Vermont-based grazier and consultant Abe Collins then described how photosynthesis can pump carbon back into the soil resulting in the creation of new topsoil. In healthy functioning systems he has seen up to eight inches of new topsoil form.  Collins stressed the importance of soil aggregates (i.e., structure) for "water infrastructure” and stated that “growing topsoil is growing water security.” His words resonated with the California contingent in the room as we are all too familiar with water scarcity. After working on this issue for 20 years, Collins believes that the technology we now have to monitor and provide feedback to land managers and governments is of primary importance to restoring and indeed enhancing soil carbon systems.

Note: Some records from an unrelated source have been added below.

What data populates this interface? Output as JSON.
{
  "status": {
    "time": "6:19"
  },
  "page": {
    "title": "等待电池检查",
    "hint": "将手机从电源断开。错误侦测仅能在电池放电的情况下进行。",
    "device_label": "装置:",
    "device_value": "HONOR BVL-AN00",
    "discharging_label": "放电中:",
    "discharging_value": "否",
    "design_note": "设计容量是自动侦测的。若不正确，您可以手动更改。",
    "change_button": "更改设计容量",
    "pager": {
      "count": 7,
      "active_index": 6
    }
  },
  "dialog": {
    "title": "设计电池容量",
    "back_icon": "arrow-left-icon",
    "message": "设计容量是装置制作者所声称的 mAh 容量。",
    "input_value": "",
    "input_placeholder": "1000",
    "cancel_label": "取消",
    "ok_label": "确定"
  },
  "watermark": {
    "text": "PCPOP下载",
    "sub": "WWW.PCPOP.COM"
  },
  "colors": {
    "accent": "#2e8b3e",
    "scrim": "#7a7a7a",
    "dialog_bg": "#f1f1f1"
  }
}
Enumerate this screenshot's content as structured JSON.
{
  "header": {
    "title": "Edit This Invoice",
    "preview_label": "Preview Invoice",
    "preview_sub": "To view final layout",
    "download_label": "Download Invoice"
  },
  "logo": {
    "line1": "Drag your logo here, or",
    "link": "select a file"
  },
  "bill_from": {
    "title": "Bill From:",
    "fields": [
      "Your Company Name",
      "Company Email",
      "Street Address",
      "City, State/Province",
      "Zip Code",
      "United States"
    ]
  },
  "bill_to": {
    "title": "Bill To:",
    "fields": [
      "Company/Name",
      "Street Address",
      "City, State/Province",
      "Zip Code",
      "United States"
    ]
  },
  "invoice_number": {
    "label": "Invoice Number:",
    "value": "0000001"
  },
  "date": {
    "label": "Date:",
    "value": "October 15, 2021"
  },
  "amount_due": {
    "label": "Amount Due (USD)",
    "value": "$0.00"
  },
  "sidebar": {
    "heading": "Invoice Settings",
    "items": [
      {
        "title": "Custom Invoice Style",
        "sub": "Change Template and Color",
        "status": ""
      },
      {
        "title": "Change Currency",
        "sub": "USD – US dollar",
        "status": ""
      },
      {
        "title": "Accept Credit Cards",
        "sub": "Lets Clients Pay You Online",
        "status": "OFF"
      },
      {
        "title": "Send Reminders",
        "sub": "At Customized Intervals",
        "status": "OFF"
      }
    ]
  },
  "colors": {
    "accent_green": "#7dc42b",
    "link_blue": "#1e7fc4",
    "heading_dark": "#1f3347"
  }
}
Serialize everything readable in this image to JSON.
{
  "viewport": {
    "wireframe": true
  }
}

Chris Lawrence, a representative of the Natural Resources Conservation Service’s (NRCS) Virginia branch, performed soil function demonstrations that drove home the previous remarks. When rain was simulated, poorly managed soil, which lacked structure, demonstrated low water absorption rates and resulted in muddy runoff. By contrast, the healthy soil, which had soil aggregates and was less compacted, absorbed the water like a sponge. Lawrence’s colleague Dr. Wayne Honeycutt, also with NRCS, outlined some of the agency’s current initiatives. The agency, which after all began as the Soil Conservation Service, is getting back to its roots and working with farmers and ranchers around the country to implement practices known to improve soil health.

During the Briefing, documentary film-maker Deborah Koons Garcia, who has shown her beautiful film “Symphony of the Soil” to audiences around the world (and who showed segments of the film later that evening in the Congressional Theater), reminded us that soil is a living and diverse organism. In her remarks, Koons Garcia highlighted the substantial difference between regenerative organic practices and industrial agricultural practices on soil function and health.

I closed the Briefing by putting the wealth of information in the context of our global climate challenge. Even if we miraculously stopped emitting carbon into the atmosphere tomorrow, we’d still have exceeded our atmospheric carbon budget by over 50 parts per million. Recognizing the fundamental importance of healthy soil to our national well-being will help us solve the growing problems of both food and water security. Rebuilding soil carbon will take this excess CO2 out of the atmosphere where it causes the climate problems and put in the ground where it is the solution.

Center for Food Safety looks forward to working with Congress to not only protect and preserve soil health around the country but to help incentivize conditions that improve it.